Pope Francis has signed off on a married man's decision to join the priesthood in the Maronite Catholic Church.
Deacon Wissam Akiki, of St. Louis, Mo., who is married and has a daughter, was expected to be ordained on Thursday night, in a the Maronite church. The sect of the Eastern Catholic Christianity originated in the fifth century in what is now modern-day Lebanon.
While married priests are common within in the Maronite Catholic Church overseas, says St. Raymond's Chancellor Louis Peters, marriage for religious leaders was banned in the U.S. in the 1920s.
According to the church's American spokesperson, the Pope did not reverse the ban but merely made an exception for Akiki.
The church's namesake, St. Maron, was a hermit, who "by his holiness and the miracles he worked, attracted many followers." After his death, Maron's "monastic disciples built a large monastery in his honor." Other monasteries were subsequently founded.
The Maronite church is unique in its identity because it never severed its bond with the Vatican, even as other Eastern churches splintered or broke off at various times from Rome.
While the church first arose in the Middle East, many Maronites now live in the United States. Many of those once-affiliated with the church have adopted Western Catholicism, as priests and churches practicing their strain of Christianity have not always been available.
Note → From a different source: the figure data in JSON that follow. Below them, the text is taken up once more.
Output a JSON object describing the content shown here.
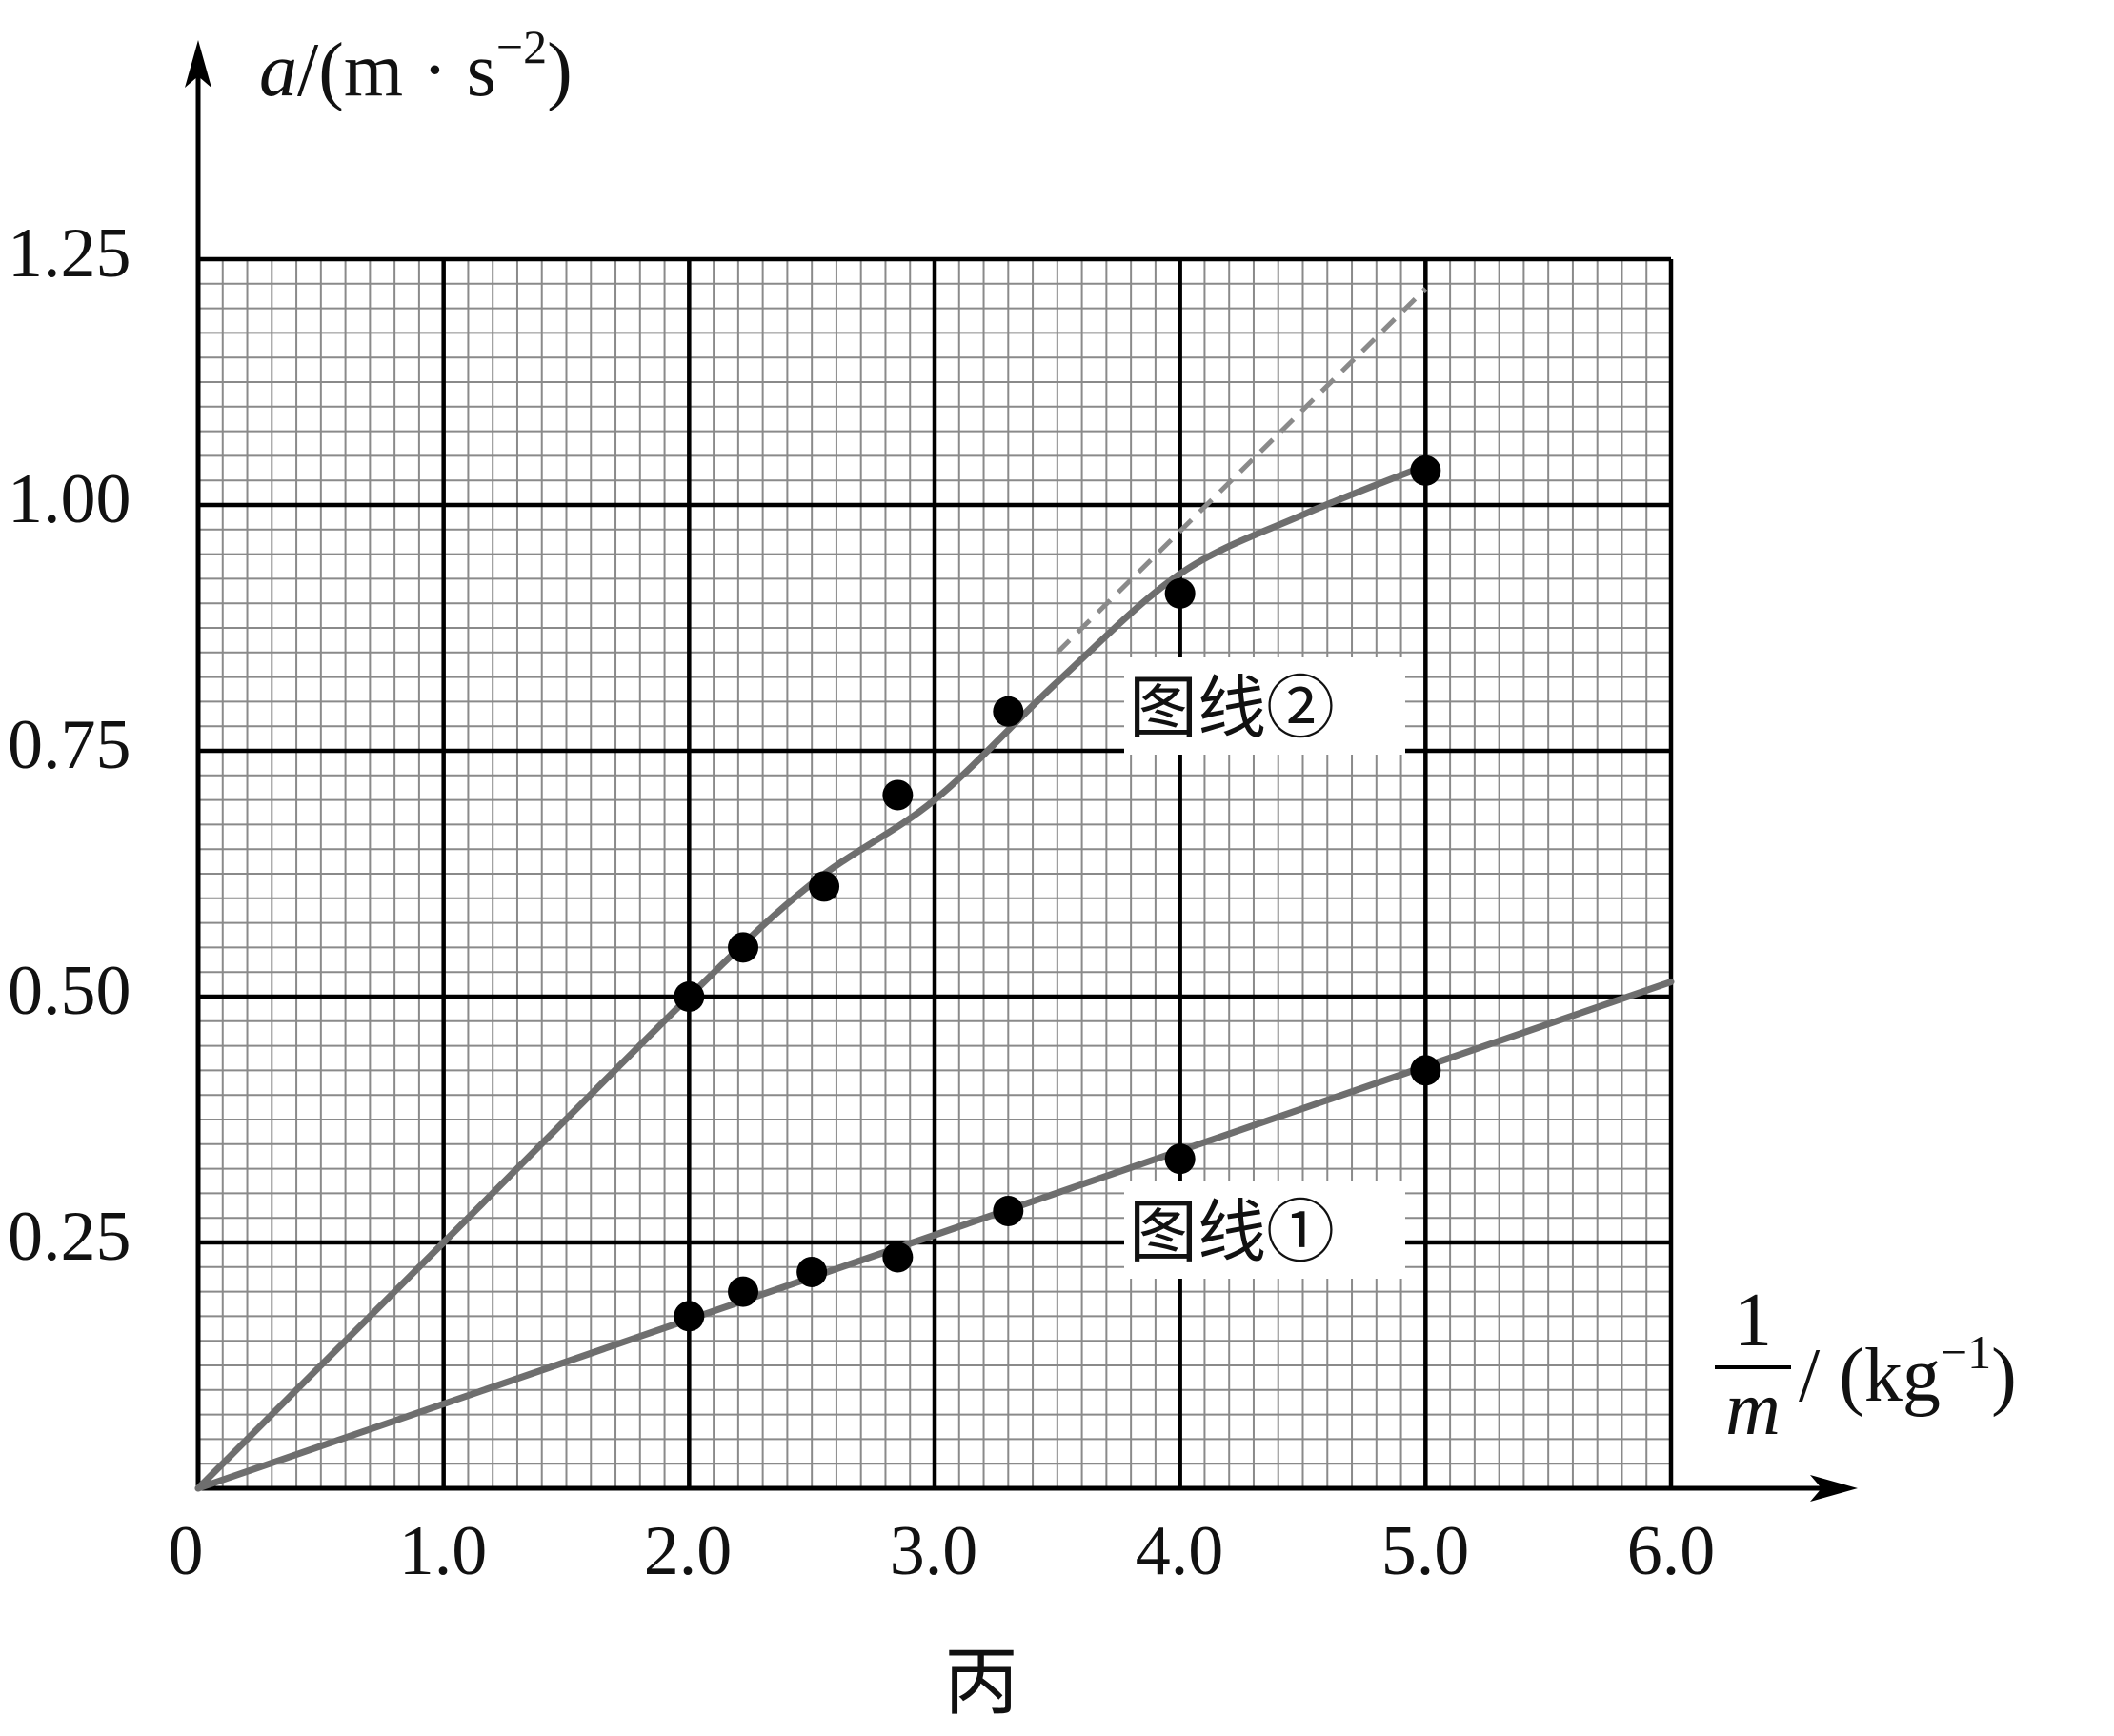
{
  "chart_data": {
    "type": "scatter",
    "x_axis": {
      "label_numerator": "1",
      "label_denominator": "m",
      "label_unit": "/ (kg",
      "label_exponent": "−1",
      "label_close": ")",
      "range": [
        0,
        6.0
      ],
      "ticks": [
        "0",
        "1.0",
        "2.0",
        "3.0",
        "4.0",
        "5.0",
        "6.0"
      ]
    },
    "y_axis": {
      "label_var": "a",
      "label_unit": "/(m · s",
      "label_exponent": "−2",
      "label_close": ")",
      "range": [
        0,
        1.25
      ],
      "ticks": [
        "0.25",
        "0.50",
        "0.75",
        "1.00",
        "1.25"
      ]
    },
    "grid": true,
    "series": [
      {
        "name": "图线①",
        "points": [
          [
            2.0,
            0.175
          ],
          [
            2.22,
            0.2
          ],
          [
            2.5,
            0.22
          ],
          [
            2.85,
            0.235
          ],
          [
            3.3,
            0.282
          ],
          [
            4.0,
            0.335
          ],
          [
            5.0,
            0.425
          ]
        ],
        "fit_line": [
          [
            0,
            0
          ],
          [
            6.0,
            0.515
          ]
        ]
      },
      {
        "name": "图线②",
        "points": [
          [
            2.0,
            0.5
          ],
          [
            2.22,
            0.55
          ],
          [
            2.55,
            0.612
          ],
          [
            2.85,
            0.705
          ],
          [
            3.3,
            0.79
          ],
          [
            4.0,
            0.91
          ],
          [
            5.0,
            1.035
          ]
        ],
        "fit_curve": [
          [
            0,
            0
          ],
          [
            1.0,
            0.25
          ],
          [
            2.0,
            0.5
          ],
          [
            2.5,
            0.615
          ],
          [
            3.0,
            0.7
          ],
          [
            3.5,
            0.82
          ],
          [
            4.0,
            0.93
          ],
          [
            4.5,
            0.99
          ],
          [
            5.0,
            1.04
          ]
        ],
        "extrapolation": [
          [
            3.5,
            0.85
          ],
          [
            5.0,
            1.22
          ]
        ]
      }
    ],
    "caption": "丙"
  },
  "colors": {
    "points": "#000000",
    "curves": "#6e6e6e",
    "major_grid": "#000000",
    "minor_grid": "#8a8a8a"
  }
}
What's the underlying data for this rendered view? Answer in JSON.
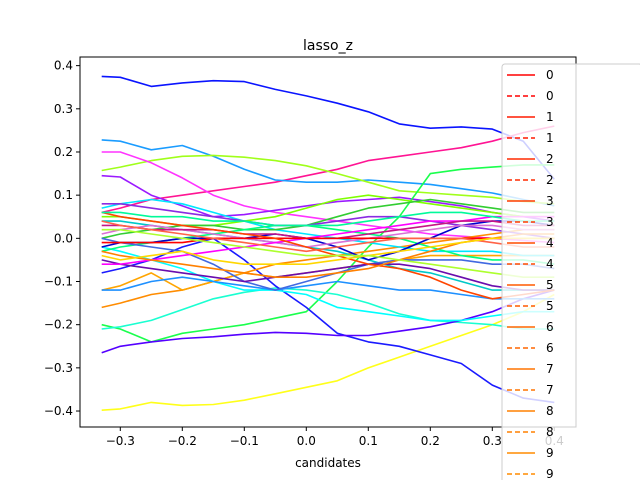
{
  "chart_data": {
    "type": "line",
    "title": "lasso_z",
    "xlabel": "candidates",
    "ylabel": "",
    "xlim": [
      -0.365,
      0.435
    ],
    "ylim": [
      -0.437,
      0.42
    ],
    "x_ticks": [
      -0.3,
      -0.2,
      -0.1,
      0.0,
      0.1,
      0.2,
      0.3,
      0.4
    ],
    "x_tick_labels": [
      "−0.3",
      "−0.2",
      "−0.1",
      "0.0",
      "0.1",
      "0.2",
      "0.3",
      "0.4"
    ],
    "y_ticks": [
      -0.4,
      -0.3,
      -0.2,
      -0.1,
      0.0,
      0.1,
      0.2,
      0.3,
      0.4
    ],
    "y_tick_labels": [
      "−0.4",
      "−0.3",
      "−0.2",
      "−0.1",
      "0.0",
      "0.1",
      "0.2",
      "0.3",
      "0.4"
    ],
    "grid": false,
    "legend_position": "top-right (clipped)",
    "legend": [
      {
        "label": "0",
        "color": "#ff0000",
        "style": "solid"
      },
      {
        "label": "0",
        "color": "#ff0000",
        "style": "dashed"
      },
      {
        "label": "1",
        "color": "#ff1a00",
        "style": "solid"
      },
      {
        "label": "1",
        "color": "#ff1a00",
        "style": "dashed"
      },
      {
        "label": "2",
        "color": "#ff2a00",
        "style": "solid"
      },
      {
        "label": "2",
        "color": "#ff2a00",
        "style": "dashed"
      },
      {
        "label": "3",
        "color": "#ff3b00",
        "style": "solid"
      },
      {
        "label": "3",
        "color": "#ff3b00",
        "style": "dashed"
      },
      {
        "label": "4",
        "color": "#ff4c00",
        "style": "solid"
      },
      {
        "label": "4",
        "color": "#ff4c00",
        "style": "dashed"
      },
      {
        "label": "5",
        "color": "#ff5a00",
        "style": "solid"
      },
      {
        "label": "5",
        "color": "#ff5a00",
        "style": "dashed"
      },
      {
        "label": "6",
        "color": "#ff6600",
        "style": "solid"
      },
      {
        "label": "6",
        "color": "#ff6600",
        "style": "dashed"
      },
      {
        "label": "7",
        "color": "#ff7300",
        "style": "solid"
      },
      {
        "label": "7",
        "color": "#ff7300",
        "style": "dashed"
      },
      {
        "label": "8",
        "color": "#ff8000",
        "style": "solid"
      },
      {
        "label": "8",
        "color": "#ff8000",
        "style": "dashed"
      },
      {
        "label": "9",
        "color": "#ff8c00",
        "style": "solid"
      },
      {
        "label": "9",
        "color": "#ff8c00",
        "style": "dashed"
      }
    ],
    "x": [
      -0.33,
      -0.3,
      -0.25,
      -0.2,
      -0.15,
      -0.1,
      -0.05,
      0.0,
      0.05,
      0.1,
      0.15,
      0.2,
      0.25,
      0.3,
      0.35,
      0.4
    ],
    "series": [
      {
        "color": "#0a14ff",
        "values": [
          0.375,
          0.373,
          0.352,
          0.36,
          0.365,
          0.363,
          0.345,
          0.33,
          0.313,
          0.293,
          0.265,
          0.255,
          0.258,
          0.253,
          0.225,
          0.137
        ]
      },
      {
        "color": "#ffff1a",
        "values": [
          -0.398,
          -0.395,
          -0.38,
          -0.387,
          -0.385,
          -0.375,
          -0.36,
          -0.345,
          -0.33,
          -0.3,
          -0.275,
          -0.25,
          -0.225,
          -0.2,
          -0.17,
          -0.13
        ]
      },
      {
        "color": "#ff1493",
        "values": [
          0.06,
          0.07,
          0.09,
          0.1,
          0.11,
          0.12,
          0.13,
          0.145,
          0.16,
          0.18,
          0.19,
          0.2,
          0.21,
          0.225,
          0.245,
          0.26
        ]
      },
      {
        "color": "#1a9cff",
        "values": [
          0.228,
          0.225,
          0.205,
          0.215,
          0.19,
          0.16,
          0.135,
          0.13,
          0.13,
          0.135,
          0.13,
          0.125,
          0.115,
          0.105,
          0.09,
          0.075
        ]
      },
      {
        "color": "#a0ff1a",
        "values": [
          0.157,
          0.165,
          0.18,
          0.19,
          0.192,
          0.188,
          0.18,
          0.168,
          0.15,
          0.13,
          0.11,
          0.105,
          0.1,
          0.095,
          0.085,
          0.08
        ]
      },
      {
        "color": "#ff33ff",
        "values": [
          0.2,
          0.2,
          0.175,
          0.14,
          0.1,
          0.075,
          0.06,
          0.05,
          0.04,
          0.03,
          0.02,
          0.01,
          0.005,
          0.0,
          -0.005,
          -0.01
        ]
      },
      {
        "color": "#9b1aff",
        "values": [
          0.145,
          0.142,
          0.1,
          0.075,
          0.05,
          0.055,
          0.065,
          0.075,
          0.085,
          0.09,
          0.095,
          0.085,
          0.075,
          0.06,
          0.05,
          0.04
        ]
      },
      {
        "color": "#1aff4d",
        "values": [
          -0.2,
          -0.21,
          -0.24,
          -0.22,
          -0.21,
          -0.2,
          -0.185,
          -0.17,
          -0.1,
          -0.02,
          0.05,
          0.15,
          0.16,
          0.165,
          0.17,
          0.17
        ]
      },
      {
        "color": "#1affd1",
        "values": [
          -0.21,
          -0.205,
          -0.19,
          -0.165,
          -0.14,
          -0.125,
          -0.115,
          -0.12,
          -0.13,
          -0.15,
          -0.175,
          -0.19,
          -0.195,
          -0.2,
          -0.21,
          -0.21
        ]
      },
      {
        "color": "#1a1aff",
        "values": [
          -0.08,
          -0.07,
          -0.05,
          -0.02,
          0.0,
          -0.05,
          -0.11,
          -0.16,
          -0.22,
          -0.24,
          -0.25,
          -0.27,
          -0.29,
          -0.34,
          -0.37,
          -0.38
        ]
      },
      {
        "color": "#5500ff",
        "values": [
          -0.265,
          -0.25,
          -0.24,
          -0.232,
          -0.228,
          -0.222,
          -0.218,
          -0.22,
          -0.225,
          -0.225,
          -0.215,
          -0.205,
          -0.19,
          -0.17,
          -0.14,
          -0.12
        ]
      },
      {
        "color": "#ff8c00",
        "values": [
          -0.16,
          -0.15,
          -0.13,
          -0.12,
          -0.1,
          -0.08,
          -0.06,
          -0.05,
          -0.04,
          -0.03,
          -0.02,
          -0.01,
          0.0,
          0.01,
          0.02,
          0.02
        ]
      },
      {
        "color": "#ffa500",
        "values": [
          -0.12,
          -0.11,
          -0.08,
          -0.12,
          -0.1,
          -0.08,
          -0.09,
          -0.08,
          -0.07,
          -0.06,
          -0.05,
          -0.04,
          -0.04,
          -0.04,
          -0.04,
          -0.04
        ]
      },
      {
        "color": "#00ffff",
        "values": [
          -0.02,
          -0.03,
          -0.05,
          -0.07,
          -0.1,
          -0.12,
          -0.12,
          -0.13,
          -0.16,
          -0.17,
          -0.18,
          -0.19,
          -0.19,
          -0.18,
          -0.17,
          -0.17
        ]
      },
      {
        "color": "#00e5ff",
        "values": [
          0.07,
          0.08,
          0.09,
          0.08,
          0.06,
          0.04,
          0.02,
          0.01,
          0.0,
          -0.01,
          -0.02,
          -0.03,
          -0.03,
          -0.03,
          -0.04,
          -0.04
        ]
      },
      {
        "color": "#00c8c8",
        "values": [
          0.04,
          0.04,
          0.03,
          0.02,
          0.01,
          0.0,
          -0.01,
          -0.02,
          -0.03,
          -0.05,
          -0.07,
          -0.08,
          -0.1,
          -0.12,
          -0.12,
          -0.12
        ]
      },
      {
        "color": "#7fff00",
        "values": [
          0.05,
          0.05,
          0.04,
          0.03,
          0.03,
          0.04,
          0.05,
          0.07,
          0.09,
          0.1,
          0.09,
          0.08,
          0.07,
          0.06,
          0.05,
          0.05
        ]
      },
      {
        "color": "#32cd32",
        "values": [
          0.0,
          0.01,
          0.02,
          0.03,
          0.03,
          0.02,
          0.02,
          0.03,
          0.05,
          0.07,
          0.08,
          0.09,
          0.08,
          0.07,
          0.06,
          0.06
        ]
      },
      {
        "color": "#00ff7f",
        "values": [
          -0.03,
          -0.02,
          -0.01,
          0.0,
          0.01,
          0.02,
          0.03,
          0.03,
          0.02,
          0.01,
          0.0,
          -0.02,
          -0.04,
          -0.05,
          -0.05,
          -0.06
        ]
      },
      {
        "color": "#1e90ff",
        "values": [
          -0.12,
          -0.12,
          -0.1,
          -0.09,
          -0.1,
          -0.11,
          -0.12,
          -0.11,
          -0.1,
          -0.11,
          -0.12,
          -0.12,
          -0.13,
          -0.14,
          -0.14,
          -0.14
        ]
      },
      {
        "color": "#0000cd",
        "values": [
          -0.02,
          -0.01,
          -0.01,
          0.0,
          0.0,
          0.0,
          0.01,
          0.0,
          -0.02,
          -0.05,
          -0.03,
          0.0,
          0.03,
          0.04,
          0.04,
          0.03
        ]
      },
      {
        "color": "#4169e1",
        "values": [
          0.0,
          -0.01,
          -0.02,
          -0.03,
          -0.06,
          -0.1,
          -0.12,
          -0.1,
          -0.08,
          -0.06,
          -0.05,
          -0.05,
          -0.05,
          -0.06,
          -0.06,
          -0.07
        ]
      },
      {
        "color": "#6a0dad",
        "values": [
          -0.05,
          -0.06,
          -0.07,
          -0.08,
          -0.09,
          -0.1,
          -0.09,
          -0.08,
          -0.07,
          -0.06,
          -0.06,
          -0.07,
          -0.09,
          -0.11,
          -0.12,
          -0.12
        ]
      },
      {
        "color": "#8a2be2",
        "values": [
          0.08,
          0.08,
          0.07,
          0.06,
          0.05,
          0.04,
          0.03,
          0.03,
          0.04,
          0.05,
          0.05,
          0.04,
          0.03,
          0.02,
          0.01,
          0.0
        ]
      },
      {
        "color": "#da70d6",
        "values": [
          0.01,
          0.02,
          0.03,
          0.02,
          0.01,
          0.0,
          -0.01,
          -0.02,
          -0.01,
          0.0,
          0.01,
          0.02,
          0.03,
          0.03,
          0.02,
          0.02
        ]
      },
      {
        "color": "#ff00ff",
        "values": [
          -0.06,
          -0.06,
          -0.05,
          -0.04,
          -0.03,
          -0.02,
          -0.01,
          0.0,
          0.01,
          0.02,
          0.03,
          0.04,
          0.04,
          0.05,
          0.05,
          0.05
        ]
      },
      {
        "color": "#c71585",
        "values": [
          0.03,
          0.03,
          0.02,
          0.02,
          0.02,
          0.01,
          0.01,
          0.0,
          0.0,
          0.01,
          0.02,
          0.03,
          0.04,
          0.04,
          0.03,
          0.03
        ]
      },
      {
        "color": "#ff0000",
        "values": [
          -0.01,
          -0.01,
          -0.01,
          -0.01,
          0.0,
          0.0,
          0.0,
          0.0,
          0.0,
          0.0,
          0.0,
          0.0,
          0.0,
          0.0,
          0.0,
          0.0
        ]
      },
      {
        "color": "#ff4500",
        "values": [
          0.06,
          0.05,
          0.04,
          0.03,
          0.02,
          0.01,
          0.0,
          -0.02,
          -0.04,
          -0.06,
          -0.07,
          -0.09,
          -0.12,
          -0.14,
          -0.13,
          -0.12
        ]
      },
      {
        "color": "#ff6347",
        "values": [
          0.04,
          0.03,
          0.02,
          0.01,
          0.0,
          -0.01,
          -0.02,
          -0.03,
          -0.02,
          -0.01,
          0.0,
          0.0,
          0.0,
          -0.01,
          -0.02,
          -0.02
        ]
      },
      {
        "color": "#ff8000",
        "values": [
          -0.03,
          -0.04,
          -0.05,
          -0.06,
          -0.07,
          -0.08,
          -0.09,
          -0.09,
          -0.08,
          -0.07,
          -0.05,
          -0.03,
          -0.01,
          0.0,
          0.01,
          0.01
        ]
      },
      {
        "color": "#ffd700",
        "values": [
          -0.04,
          -0.05,
          -0.04,
          -0.03,
          -0.05,
          -0.06,
          -0.06,
          -0.06,
          -0.05,
          -0.04,
          -0.03,
          -0.02,
          -0.01,
          0.0,
          0.0,
          0.0
        ]
      },
      {
        "color": "#adff2f",
        "values": [
          0.02,
          0.02,
          0.01,
          0.0,
          -0.01,
          -0.02,
          -0.03,
          -0.04,
          -0.04,
          -0.04,
          -0.05,
          -0.06,
          -0.07,
          -0.08,
          -0.09,
          -0.09
        ]
      },
      {
        "color": "#00fa9a",
        "values": [
          0.06,
          0.06,
          0.05,
          0.05,
          0.04,
          0.04,
          0.03,
          0.03,
          0.03,
          0.04,
          0.05,
          0.06,
          0.06,
          0.05,
          0.04,
          0.04
        ]
      }
    ]
  }
}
The Catholic Church did not mandate priesthood celibacy until the Middle Ages, a practice that was initially instituted to fight nepotism, as many church leaders gave "preference to their sons for plum positions and [tried] to edge out the competition to protect their legacy."
A church council affirmed the ban on marriage in 1139 A.D. and reaffirmed its tradition in 1563 at the Council of Trent.
Today, the only Catholic priests that are married are those in Eastern rite churches and Episcopalian and Lutheran priests who were married before converting to Catholicism.
There are about 3.29 million Maronite Catholic Church members globally.